Des réservistes sont également employés dans les états-majors des opérations extérieures aux côtés des forces alliées, et dans le même contexte que le personnel d'active dans des opérations d'envergure nationale, voire internationale, au sein des forces françaises déployées.

Afghanistan, Vallée de Jegdaley. Opération Réginu 96 ( * ) .

Ces réservistes, souvent recrutés pour des qualifications spécifiques qui viennent enrichir les compétences des armées, ne participent que rarement aux opérations de combat, contrairement à ce qui se passe aux Etats-Unis ou en Grande-Bretagne.

On peut imaginer que, sur un engagement de longue durée, les armées puissent faire monter en puissance ce dispositif. La mission a cependant bien conscience que l'utilisation des réserves à grande échelle supposerait d'avoir levé un certain nombre d'obstacles.

Le premier d'entre eux est la disponibilité des réservistes sur la longue durée. En effet, la projection de réservistes en OPEX et MCD nécessite une disponibilité importante induite par les délais de préparation opérationnelle et par l'exécution proprement dite de la mission, comprise entre 151 et 210 jours d'activité en fonction du déploiement.

Peu de salariés peuvent ainsi s'absenter de leur entreprise plusieurs mois. Même pour des professions libérales, une absence de cette durée est forcément délicate. Ainsi le médecin-chef des services Luc GUILLOU, délégué aux réserves du service de santé des armées, a-t-il évoqué devant la mission l'exemple d'un médecin généraliste réserviste, parti en Bosnie, qui non seulement éprouva des difficultés pour payer son remplaçant dans la mesure où sa rémunération en tant que réserviste ne suffisait pas à couvrir cette dépense, mais qui dut attendre deux années avant de voir sa clientèle se reconstituer.

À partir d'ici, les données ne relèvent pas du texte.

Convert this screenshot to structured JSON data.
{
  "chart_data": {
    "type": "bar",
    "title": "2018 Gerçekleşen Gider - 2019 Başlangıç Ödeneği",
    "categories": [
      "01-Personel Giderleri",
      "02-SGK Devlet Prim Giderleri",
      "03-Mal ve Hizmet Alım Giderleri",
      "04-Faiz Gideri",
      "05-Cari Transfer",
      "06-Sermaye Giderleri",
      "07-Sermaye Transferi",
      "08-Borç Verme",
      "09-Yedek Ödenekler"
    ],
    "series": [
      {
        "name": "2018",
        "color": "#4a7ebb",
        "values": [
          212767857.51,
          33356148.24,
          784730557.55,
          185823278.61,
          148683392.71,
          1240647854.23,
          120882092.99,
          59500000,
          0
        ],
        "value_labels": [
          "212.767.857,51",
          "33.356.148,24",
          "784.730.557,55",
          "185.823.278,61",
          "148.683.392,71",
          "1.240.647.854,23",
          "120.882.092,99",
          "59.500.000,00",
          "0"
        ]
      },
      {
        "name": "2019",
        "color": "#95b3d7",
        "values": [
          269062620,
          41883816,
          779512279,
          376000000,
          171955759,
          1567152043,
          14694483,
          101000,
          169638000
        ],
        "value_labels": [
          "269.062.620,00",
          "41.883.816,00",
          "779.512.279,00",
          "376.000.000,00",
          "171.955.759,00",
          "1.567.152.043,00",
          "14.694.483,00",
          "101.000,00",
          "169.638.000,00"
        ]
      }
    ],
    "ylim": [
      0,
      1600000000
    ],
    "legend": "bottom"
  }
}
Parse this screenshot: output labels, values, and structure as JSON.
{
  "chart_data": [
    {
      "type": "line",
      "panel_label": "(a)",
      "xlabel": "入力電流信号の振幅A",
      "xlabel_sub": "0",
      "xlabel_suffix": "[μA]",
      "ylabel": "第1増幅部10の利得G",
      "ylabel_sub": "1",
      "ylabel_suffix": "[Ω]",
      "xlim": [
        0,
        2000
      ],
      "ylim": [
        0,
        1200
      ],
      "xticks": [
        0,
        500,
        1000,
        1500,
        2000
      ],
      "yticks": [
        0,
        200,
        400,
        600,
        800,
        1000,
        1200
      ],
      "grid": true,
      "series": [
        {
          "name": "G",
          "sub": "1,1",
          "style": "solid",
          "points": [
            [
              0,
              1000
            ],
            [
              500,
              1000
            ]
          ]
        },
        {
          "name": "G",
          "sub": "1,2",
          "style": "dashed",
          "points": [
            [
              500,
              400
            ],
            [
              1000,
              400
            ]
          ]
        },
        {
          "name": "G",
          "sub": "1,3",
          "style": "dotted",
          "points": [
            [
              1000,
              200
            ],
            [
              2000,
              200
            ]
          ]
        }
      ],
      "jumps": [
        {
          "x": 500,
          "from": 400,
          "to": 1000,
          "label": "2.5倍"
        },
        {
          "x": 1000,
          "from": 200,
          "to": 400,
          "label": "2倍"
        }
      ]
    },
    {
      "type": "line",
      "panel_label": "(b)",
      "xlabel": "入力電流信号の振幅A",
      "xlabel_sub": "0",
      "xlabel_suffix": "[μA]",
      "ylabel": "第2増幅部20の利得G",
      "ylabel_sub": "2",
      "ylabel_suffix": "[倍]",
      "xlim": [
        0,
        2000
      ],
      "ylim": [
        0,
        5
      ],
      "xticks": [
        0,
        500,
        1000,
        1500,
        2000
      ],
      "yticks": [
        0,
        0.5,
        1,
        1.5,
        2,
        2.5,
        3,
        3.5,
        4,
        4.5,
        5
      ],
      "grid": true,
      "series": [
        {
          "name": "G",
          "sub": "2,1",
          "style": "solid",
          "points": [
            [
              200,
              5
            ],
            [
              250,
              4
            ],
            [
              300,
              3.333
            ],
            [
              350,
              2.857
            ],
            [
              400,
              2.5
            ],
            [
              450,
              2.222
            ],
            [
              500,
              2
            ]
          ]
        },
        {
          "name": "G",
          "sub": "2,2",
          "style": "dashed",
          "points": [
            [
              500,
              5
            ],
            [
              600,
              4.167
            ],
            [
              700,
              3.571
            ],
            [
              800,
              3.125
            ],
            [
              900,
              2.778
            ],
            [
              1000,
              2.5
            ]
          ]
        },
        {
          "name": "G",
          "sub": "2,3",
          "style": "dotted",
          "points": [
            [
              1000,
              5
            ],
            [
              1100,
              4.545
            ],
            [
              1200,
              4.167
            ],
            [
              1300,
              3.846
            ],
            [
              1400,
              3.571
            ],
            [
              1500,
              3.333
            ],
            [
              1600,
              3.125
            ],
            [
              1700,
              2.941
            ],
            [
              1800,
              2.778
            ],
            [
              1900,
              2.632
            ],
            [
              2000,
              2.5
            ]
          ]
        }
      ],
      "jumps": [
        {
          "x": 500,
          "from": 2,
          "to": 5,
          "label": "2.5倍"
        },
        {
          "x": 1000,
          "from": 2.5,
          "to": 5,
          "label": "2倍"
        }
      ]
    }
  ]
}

D'autres obstacles sont juridiques, nous les étudierons ci-après, ils concernent les conditions de mobilisation des réservistes et la durée de leur engagement, d'autres enfin concernent le cadre d'emploi de ces réservistes.

La montée en puissance du dispositif supposerait l'emploi collectif de réservistes en unités constituées auxquelles seraient confiées non seulement des tâches mais des missions.

Or cet emploi en unités constituées reste très marginal aujourd'hui et essentiellement cantonné aux missions Vigipirate. Aussi l'utilisation plus massive des réservistes conduirait sans doute inévitablement à des tâtonnements sur leur emploi.

Sans doute les armées gagneraient-elles à envisager ce scénario et à anticiper l'emploi des réservistes dans ce contexte pour cerner les besoins des armées et définir une doctrine d'emploi en conséquence.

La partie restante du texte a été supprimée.